The locus of these points is a surface which is cut by a plane in a conic or in a line-pair and by a line in not more than two points unless it lies altogether on the surface. The surface itself is therefore called a quadric surface, or a surface of the second order.
To prove this we consider any line p in space.
The flat pencil in S1 which lies in the plane drawn through p and the corresponding axial pencil in S2 determine on p two projective rows, and those points in these which coincide with their corresponding points lie on the surface. But there exist only two, or one, or no such points, unless every point coincides with its corresponding point. In the latter case the line lies altogether on the surface.

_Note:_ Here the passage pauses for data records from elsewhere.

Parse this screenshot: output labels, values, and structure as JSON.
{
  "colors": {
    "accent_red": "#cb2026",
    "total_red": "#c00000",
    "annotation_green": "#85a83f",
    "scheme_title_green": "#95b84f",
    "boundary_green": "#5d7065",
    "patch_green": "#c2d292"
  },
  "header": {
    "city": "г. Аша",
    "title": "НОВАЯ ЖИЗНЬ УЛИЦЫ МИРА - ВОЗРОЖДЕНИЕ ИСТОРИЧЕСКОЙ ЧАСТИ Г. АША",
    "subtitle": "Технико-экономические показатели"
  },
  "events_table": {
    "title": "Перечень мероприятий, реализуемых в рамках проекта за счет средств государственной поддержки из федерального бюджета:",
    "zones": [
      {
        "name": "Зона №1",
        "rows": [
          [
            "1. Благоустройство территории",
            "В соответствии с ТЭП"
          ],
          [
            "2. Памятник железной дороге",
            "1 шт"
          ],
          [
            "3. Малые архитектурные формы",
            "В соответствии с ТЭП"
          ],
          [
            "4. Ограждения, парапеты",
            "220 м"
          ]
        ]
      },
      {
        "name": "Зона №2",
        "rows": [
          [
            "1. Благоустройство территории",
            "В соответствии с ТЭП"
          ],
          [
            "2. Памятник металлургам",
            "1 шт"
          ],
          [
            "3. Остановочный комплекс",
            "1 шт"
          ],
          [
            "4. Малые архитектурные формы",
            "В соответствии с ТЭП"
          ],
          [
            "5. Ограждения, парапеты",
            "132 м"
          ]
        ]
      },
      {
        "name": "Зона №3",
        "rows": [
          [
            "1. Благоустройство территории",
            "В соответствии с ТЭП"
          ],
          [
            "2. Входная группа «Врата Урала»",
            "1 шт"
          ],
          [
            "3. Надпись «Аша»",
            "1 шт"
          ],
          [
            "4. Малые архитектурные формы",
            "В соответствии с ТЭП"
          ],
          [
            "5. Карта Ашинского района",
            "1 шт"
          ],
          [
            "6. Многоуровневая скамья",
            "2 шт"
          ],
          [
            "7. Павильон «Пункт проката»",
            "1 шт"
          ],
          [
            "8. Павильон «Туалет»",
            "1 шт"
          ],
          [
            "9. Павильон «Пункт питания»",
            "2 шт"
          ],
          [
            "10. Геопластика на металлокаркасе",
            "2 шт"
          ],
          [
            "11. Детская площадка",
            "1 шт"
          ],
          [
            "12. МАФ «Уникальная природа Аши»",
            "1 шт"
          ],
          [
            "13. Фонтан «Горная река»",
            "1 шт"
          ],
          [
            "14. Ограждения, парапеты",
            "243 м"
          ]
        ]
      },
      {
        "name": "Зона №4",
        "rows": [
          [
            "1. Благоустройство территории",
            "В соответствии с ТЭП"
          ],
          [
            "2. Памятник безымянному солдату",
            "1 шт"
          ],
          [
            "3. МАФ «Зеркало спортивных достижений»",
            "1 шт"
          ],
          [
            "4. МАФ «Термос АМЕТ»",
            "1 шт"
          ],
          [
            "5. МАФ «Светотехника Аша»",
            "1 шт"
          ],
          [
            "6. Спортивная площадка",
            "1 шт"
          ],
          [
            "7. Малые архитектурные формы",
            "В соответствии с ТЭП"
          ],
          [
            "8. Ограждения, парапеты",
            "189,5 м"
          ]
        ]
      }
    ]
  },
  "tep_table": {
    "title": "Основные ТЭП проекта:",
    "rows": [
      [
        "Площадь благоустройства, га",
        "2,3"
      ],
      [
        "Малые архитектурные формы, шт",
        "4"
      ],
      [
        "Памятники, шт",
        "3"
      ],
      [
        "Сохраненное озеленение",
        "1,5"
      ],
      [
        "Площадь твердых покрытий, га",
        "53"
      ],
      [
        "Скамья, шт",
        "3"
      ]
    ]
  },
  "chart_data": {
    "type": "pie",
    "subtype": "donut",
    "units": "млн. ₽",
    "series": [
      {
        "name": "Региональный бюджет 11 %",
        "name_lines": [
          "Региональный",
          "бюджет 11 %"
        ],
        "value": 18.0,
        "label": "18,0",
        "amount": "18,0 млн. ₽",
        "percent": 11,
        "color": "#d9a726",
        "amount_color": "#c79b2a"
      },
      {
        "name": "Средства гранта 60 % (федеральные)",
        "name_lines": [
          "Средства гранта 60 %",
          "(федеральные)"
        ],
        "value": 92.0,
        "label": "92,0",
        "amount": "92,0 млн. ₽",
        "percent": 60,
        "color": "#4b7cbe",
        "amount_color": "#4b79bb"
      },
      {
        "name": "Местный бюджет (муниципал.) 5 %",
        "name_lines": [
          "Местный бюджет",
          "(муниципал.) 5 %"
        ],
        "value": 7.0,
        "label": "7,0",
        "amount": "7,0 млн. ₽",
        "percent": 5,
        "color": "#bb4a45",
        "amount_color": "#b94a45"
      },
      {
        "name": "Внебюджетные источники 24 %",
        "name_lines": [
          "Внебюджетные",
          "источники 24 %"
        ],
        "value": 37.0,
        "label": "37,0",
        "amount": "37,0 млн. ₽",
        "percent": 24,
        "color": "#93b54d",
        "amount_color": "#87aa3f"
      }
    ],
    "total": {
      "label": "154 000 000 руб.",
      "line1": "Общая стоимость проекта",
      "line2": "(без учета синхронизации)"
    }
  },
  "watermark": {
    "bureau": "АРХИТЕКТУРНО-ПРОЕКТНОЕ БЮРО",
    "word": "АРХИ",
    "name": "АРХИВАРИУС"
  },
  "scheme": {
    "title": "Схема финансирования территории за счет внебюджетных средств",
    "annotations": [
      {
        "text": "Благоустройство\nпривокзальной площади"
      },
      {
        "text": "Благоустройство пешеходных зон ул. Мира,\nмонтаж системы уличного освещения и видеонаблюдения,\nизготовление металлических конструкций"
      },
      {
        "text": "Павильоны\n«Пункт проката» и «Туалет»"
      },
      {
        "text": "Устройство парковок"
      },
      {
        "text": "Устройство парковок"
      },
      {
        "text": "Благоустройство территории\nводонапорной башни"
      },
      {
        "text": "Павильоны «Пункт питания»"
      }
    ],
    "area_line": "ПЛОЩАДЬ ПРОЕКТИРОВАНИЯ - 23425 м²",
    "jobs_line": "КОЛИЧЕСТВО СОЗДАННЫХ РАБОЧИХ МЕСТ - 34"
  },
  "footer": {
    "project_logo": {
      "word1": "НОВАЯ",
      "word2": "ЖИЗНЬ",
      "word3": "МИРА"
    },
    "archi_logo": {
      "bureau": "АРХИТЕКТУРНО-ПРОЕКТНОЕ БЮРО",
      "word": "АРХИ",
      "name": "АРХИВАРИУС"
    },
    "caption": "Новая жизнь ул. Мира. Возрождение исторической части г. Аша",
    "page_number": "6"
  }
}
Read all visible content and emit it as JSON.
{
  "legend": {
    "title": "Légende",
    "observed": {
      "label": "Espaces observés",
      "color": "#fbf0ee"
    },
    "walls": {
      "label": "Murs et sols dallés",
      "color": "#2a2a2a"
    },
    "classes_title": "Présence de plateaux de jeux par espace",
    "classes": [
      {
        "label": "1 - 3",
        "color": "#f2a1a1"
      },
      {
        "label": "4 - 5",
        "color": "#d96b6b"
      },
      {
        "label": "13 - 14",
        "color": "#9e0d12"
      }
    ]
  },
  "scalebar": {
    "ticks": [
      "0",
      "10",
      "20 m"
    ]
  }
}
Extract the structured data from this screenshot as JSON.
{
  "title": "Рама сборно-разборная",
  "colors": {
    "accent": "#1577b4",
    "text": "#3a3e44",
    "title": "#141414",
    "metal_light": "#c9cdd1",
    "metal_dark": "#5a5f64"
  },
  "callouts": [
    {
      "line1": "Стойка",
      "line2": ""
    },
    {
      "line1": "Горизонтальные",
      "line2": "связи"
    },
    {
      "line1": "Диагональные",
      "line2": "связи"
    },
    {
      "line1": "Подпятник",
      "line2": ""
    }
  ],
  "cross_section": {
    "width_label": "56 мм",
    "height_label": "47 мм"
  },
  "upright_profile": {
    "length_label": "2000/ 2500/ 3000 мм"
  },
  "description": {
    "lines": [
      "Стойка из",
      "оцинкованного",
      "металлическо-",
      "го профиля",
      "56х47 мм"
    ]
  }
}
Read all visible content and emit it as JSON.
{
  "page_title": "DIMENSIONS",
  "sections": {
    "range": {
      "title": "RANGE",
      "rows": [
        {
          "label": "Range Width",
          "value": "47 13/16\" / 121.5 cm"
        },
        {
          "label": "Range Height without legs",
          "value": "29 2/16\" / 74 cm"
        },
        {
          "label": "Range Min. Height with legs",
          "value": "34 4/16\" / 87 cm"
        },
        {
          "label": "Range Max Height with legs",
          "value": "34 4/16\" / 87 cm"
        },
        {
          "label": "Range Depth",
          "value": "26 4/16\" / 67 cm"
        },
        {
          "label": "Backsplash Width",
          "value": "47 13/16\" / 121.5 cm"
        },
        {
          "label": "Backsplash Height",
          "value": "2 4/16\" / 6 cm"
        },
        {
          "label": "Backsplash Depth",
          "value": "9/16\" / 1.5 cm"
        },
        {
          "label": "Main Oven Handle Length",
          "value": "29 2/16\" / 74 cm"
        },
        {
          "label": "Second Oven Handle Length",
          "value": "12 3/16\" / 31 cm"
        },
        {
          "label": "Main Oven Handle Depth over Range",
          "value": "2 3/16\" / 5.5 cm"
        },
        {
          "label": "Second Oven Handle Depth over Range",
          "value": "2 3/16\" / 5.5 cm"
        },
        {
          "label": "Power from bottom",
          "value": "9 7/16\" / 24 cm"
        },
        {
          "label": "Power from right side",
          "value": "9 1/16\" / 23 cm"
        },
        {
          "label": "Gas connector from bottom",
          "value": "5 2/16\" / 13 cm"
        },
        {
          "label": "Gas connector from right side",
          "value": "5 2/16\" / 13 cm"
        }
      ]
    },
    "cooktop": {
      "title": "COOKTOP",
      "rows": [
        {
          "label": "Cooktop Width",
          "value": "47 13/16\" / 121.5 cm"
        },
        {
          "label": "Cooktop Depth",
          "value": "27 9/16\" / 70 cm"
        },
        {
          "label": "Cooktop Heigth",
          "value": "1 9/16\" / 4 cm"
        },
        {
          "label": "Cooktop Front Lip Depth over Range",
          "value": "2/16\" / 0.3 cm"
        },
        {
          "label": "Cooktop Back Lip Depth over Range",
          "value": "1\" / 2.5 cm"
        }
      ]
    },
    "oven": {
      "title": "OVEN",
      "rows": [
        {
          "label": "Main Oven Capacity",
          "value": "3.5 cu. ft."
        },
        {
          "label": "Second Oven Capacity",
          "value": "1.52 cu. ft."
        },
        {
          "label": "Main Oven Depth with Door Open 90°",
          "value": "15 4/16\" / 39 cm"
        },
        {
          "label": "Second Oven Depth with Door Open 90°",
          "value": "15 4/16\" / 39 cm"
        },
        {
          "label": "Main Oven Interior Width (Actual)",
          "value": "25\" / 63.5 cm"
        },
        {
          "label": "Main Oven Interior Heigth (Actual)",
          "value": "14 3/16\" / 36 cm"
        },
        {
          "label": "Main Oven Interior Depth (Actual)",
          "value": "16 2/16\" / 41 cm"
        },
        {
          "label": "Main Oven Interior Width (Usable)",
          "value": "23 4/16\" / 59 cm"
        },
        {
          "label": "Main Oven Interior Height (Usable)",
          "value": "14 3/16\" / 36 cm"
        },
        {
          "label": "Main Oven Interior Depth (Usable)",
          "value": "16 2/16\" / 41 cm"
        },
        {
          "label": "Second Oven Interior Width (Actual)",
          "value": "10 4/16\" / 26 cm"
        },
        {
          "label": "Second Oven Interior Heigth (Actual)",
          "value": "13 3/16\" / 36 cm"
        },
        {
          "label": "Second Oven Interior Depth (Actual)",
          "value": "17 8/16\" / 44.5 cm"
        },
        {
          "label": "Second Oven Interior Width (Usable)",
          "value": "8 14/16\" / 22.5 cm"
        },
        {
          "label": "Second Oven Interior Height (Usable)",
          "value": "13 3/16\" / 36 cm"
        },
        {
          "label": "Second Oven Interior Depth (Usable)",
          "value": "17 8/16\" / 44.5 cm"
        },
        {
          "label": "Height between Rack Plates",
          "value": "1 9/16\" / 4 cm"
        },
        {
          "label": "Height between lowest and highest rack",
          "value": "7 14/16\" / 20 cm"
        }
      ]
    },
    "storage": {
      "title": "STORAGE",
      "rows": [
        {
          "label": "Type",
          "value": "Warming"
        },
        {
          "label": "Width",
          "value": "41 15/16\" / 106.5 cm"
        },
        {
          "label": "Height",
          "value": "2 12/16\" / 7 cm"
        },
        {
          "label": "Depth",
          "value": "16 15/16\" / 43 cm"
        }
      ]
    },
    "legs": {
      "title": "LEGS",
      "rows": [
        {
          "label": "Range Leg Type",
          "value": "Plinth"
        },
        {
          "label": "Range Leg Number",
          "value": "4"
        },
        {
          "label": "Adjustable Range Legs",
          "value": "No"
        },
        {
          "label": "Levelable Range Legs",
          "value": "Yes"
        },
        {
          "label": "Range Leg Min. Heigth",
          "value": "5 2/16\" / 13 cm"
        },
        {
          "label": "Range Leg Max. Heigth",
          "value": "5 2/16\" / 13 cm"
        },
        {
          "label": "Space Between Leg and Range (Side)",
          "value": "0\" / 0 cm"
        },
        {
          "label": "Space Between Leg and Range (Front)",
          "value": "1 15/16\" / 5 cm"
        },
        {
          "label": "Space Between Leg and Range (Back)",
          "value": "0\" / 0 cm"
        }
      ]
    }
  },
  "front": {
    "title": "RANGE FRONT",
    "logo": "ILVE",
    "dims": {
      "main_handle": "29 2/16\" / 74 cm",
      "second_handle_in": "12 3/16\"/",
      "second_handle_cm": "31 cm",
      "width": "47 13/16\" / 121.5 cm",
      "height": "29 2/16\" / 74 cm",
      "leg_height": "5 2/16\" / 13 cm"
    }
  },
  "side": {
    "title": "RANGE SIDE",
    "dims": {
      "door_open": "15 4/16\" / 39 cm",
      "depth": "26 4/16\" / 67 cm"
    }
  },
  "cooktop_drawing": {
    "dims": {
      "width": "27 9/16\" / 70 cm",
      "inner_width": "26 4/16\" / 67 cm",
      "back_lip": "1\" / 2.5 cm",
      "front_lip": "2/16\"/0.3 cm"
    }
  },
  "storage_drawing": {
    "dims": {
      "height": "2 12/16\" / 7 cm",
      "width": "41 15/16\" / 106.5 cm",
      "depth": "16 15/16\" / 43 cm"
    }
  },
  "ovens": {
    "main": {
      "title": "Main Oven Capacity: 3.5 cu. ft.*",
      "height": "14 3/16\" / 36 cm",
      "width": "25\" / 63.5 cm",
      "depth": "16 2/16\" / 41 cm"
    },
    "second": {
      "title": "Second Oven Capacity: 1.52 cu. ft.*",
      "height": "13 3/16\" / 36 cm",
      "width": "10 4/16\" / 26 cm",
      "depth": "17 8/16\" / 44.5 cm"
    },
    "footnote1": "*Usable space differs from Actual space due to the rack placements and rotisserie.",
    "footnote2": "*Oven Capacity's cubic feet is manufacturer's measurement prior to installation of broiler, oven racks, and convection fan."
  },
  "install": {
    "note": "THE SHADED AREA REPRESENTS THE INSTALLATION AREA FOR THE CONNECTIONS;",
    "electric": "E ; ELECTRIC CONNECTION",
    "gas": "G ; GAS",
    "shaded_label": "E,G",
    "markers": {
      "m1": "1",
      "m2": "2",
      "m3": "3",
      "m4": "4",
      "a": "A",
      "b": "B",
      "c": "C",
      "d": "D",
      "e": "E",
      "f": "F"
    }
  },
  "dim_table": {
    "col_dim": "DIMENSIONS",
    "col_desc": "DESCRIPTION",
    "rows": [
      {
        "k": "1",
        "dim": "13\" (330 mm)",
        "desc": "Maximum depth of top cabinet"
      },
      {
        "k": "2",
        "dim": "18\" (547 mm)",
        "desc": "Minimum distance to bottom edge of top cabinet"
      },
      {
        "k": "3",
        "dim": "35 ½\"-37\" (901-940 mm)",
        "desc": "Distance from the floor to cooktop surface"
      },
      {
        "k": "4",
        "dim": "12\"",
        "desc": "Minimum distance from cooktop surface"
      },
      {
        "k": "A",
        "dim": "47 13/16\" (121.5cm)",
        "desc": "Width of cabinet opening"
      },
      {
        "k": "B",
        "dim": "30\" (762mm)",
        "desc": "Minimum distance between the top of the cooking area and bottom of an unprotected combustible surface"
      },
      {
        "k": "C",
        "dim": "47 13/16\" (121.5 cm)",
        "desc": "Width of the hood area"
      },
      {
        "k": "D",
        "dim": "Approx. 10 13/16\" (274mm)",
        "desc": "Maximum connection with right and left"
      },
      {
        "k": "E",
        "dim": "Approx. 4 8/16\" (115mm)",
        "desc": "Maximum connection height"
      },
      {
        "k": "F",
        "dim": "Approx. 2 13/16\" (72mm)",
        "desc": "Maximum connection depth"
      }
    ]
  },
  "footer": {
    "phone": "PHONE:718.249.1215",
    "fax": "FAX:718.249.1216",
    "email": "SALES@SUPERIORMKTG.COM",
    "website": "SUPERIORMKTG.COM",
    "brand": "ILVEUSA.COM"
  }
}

This proves also that a plane cuts the surface in a curve of the second order, as no line can have more than two points in common with it. To show that this is a curve of the same kind as those considered before, we have to show that it can be generated by projective flat pencils. We prove first that this is true for any plane through the centre of one of the pencils, and afterwards that every point on the surface may be taken as the centre of such pencil. Let then α1 be a plane through S1. To the flat pencil in S1 which it contains corresponds in S2 a projective axial pencil with axis a2 and this cuts α1 in a second flat pencil. These two flat pencils in α1 are projective, and, in general, neither concentric nor perspective. They generate therefore a conic. But if the line a2 passes through S1 the pencils will have S1 as common centre, and may therefore have two, or one, or no lines united with their corresponding lines. The section of the surface by the plane α1 will be accordingly a line-pair or a single line, or else the plane α1 will have only the point S1 in common with the surface.
Every line l1 through S1 cuts the surface in two points, viz. first in S1 and then at the point where it cuts its corresponding plane. If now the corresponding plane passes through S1, as in the case just considered, then the two points where l1 cuts the surface coincide at S1, and the line is called a tangent to the surface with S1 as point of contact. Hence if l1 be a tangent, it lies in that plane τ1 which corresponds to the line S2S1 as a line in the pencil S2. The section of this plane has just been considered. It follows that—
All tangents to quadric surface at the centre of one of the reciprocal pencils lie in a plane which is called the tangent plane to the surface at that point as point of contact.
To the line joining the centres of the two pencils as a line in one corresponds in the other the tangent plane at its centre.
The tangent plane to a quadric surface either cuts the surface in two lines, or it has only a single line, or else only a single point in common with the surface.
In the first case the point of contact is said to be hyperbolic, in the second parabolic, in the third elliptic.